The equation $-1 = x^2 + y^2$ in finite fields
Solution 1:
Others have explained why there exists at least one solution $P_0=(x_0,y_0)\in \Bbb{F}_q^2$. The standard trick for finding all the solutions goes as follows (see also Lubin's answer).
If $P=(x,y)\in \Bbb{F}_q^2$ is another point on the curve $x^2+y^2+1=0$, then the line $L$ connecting $P_0$ and $P$ is either vertical, when $x=x_0$ and thus $y=\pm y_0$, or it has a slope $t\in\Bbb{F}_q$. In the latter case the equation of the line $L$ is thus $$ y-y_0=t(x-x_0). $$ Plugging the solution $y=t(x-x_0)+y_0$ into the equation $y^2+x^2+1=0$ gives $$ x^2+t^2(x-x_0)^2+2t(x-x_0)y_0+y_0^2+1=0. $$ After expanding and combining equal degree terms we arrive at $$ (t^2+1)x^2+[2ty_0-2t^2x_0]x+[t^2x_0^2-2tx_0y_0+y_0^2+1]=0. $$ Because $P_0$ is on that quadratic curve $x=x_0$ is one solution. From Vieta relations we see that the other solution is thus $$ x=x(t):=-\frac{2ty_0-2t^2x_0}{t^2+1}-x_0. $$ Because the point $P$ was assumed to be on the line $L$, we get $$ y=y(t):=t(x(t)-x_0)+y_0. $$ So we get all the points $P$ of the curve $x^2+y^2=1$ as $P(t)=(x(t),y(t))$ with $t$ ranging over the field $\Bbb{F}_q$, as well as the point $P(\infty)=(x_0,-y_0)$ corresponding to the case of $L$ having an infinite slope. We also observe that if $t^2+1=0$, then the formulas involve division by zero, so we need to throw those values of $t$ away. As a summary:
- If $t^2+1\neq0$ for all $t\in \Bbb{F}_q$ there are exactly $q+1$ solutions $(x,y)\in\Bbb{F}_q^2$.

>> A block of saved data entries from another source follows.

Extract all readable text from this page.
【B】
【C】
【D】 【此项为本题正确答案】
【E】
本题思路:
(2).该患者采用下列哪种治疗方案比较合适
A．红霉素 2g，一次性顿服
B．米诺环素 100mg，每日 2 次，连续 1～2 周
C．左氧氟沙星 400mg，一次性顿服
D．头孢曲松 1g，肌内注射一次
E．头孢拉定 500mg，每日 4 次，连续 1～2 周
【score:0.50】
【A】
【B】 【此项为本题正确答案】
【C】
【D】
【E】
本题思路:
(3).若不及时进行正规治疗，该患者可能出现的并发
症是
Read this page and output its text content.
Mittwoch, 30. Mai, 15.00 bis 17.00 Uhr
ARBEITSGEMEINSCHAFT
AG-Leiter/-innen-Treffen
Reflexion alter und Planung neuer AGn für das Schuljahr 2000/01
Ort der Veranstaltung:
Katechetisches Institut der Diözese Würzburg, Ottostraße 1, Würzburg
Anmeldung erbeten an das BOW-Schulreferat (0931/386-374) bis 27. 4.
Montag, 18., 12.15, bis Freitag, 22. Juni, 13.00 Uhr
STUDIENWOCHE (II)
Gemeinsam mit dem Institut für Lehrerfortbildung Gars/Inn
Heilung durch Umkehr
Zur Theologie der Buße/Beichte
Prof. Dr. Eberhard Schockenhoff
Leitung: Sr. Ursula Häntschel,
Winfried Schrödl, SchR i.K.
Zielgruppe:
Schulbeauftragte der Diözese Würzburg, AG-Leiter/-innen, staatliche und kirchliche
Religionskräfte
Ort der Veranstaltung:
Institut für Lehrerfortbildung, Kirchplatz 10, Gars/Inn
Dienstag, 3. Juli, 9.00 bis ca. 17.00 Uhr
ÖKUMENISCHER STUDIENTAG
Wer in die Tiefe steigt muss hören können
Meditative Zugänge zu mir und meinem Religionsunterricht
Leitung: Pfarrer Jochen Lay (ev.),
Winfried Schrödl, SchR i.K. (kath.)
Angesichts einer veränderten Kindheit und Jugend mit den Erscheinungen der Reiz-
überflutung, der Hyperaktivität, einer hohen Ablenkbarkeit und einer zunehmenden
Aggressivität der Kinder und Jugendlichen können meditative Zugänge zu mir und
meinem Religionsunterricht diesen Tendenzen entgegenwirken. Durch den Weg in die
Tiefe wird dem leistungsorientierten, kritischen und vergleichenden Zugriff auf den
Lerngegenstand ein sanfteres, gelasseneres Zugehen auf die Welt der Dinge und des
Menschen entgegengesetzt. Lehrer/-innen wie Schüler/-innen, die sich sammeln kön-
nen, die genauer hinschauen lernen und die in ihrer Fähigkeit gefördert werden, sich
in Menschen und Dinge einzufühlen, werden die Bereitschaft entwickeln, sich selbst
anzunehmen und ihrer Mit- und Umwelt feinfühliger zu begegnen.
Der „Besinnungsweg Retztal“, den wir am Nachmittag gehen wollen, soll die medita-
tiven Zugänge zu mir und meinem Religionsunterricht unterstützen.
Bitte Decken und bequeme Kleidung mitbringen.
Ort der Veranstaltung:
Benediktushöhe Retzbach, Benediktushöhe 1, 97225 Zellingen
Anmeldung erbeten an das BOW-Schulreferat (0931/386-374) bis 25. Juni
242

- If $t^2+1=0$ has two solutions in $\Bbb{F}_q$, then the number of points with coordinates in $\Bbb{F}_q$ on the curve $x^2+y^2+1=0$ is equal to $q-1$.
It is worth remarking that the curve $x^2+y^2+1=0$ has genus zero, so its projective version $X^2+Y^2+Z^2=0$ always has exactly $q+1$ points in $\Bbb{P}^2(\Bbb{F}_q)$. Two of those points will lie on the line at infinity when $-1$ has a square root in $\Bbb{F}_q$.
Solution 2:
Let $p$ be an odd prime because the characteristic $2$ case is trivial.
Let $c=-1$ (this value will not matter). As $x$ ranges from $0$ to $p-1$, the polynomial $x^2$ takes $\frac{1}{2}(p+1)$ values (because each value other than $0$ occurs exactly twice, for $x$ and for $-x$). For the same reason, the polynomial $c-y^2$ takes exactly $\frac{1}{2}(p+1)$ values. Since $2 \times \frac{1}{2}(p+1) = p+1 > p$ these two sets of values cannot be disjoint, so there exist $x,y$ such that $x^2 = c - y^2$, i.e. $x^2 + y^2 = c$. So there are always solutions to this equation in $\mathbb{F}_p$. The same reaasoning holds, mutatis mutandis, in $\mathbb{F}_{p^r}$ (of course, for $c=-1$ if $x^2+y^2=-1$ already has a solution in $\mathbb{F}_p$ it certainly has one in $\mathbb{F}_{p^r}$ and we don't need to think further).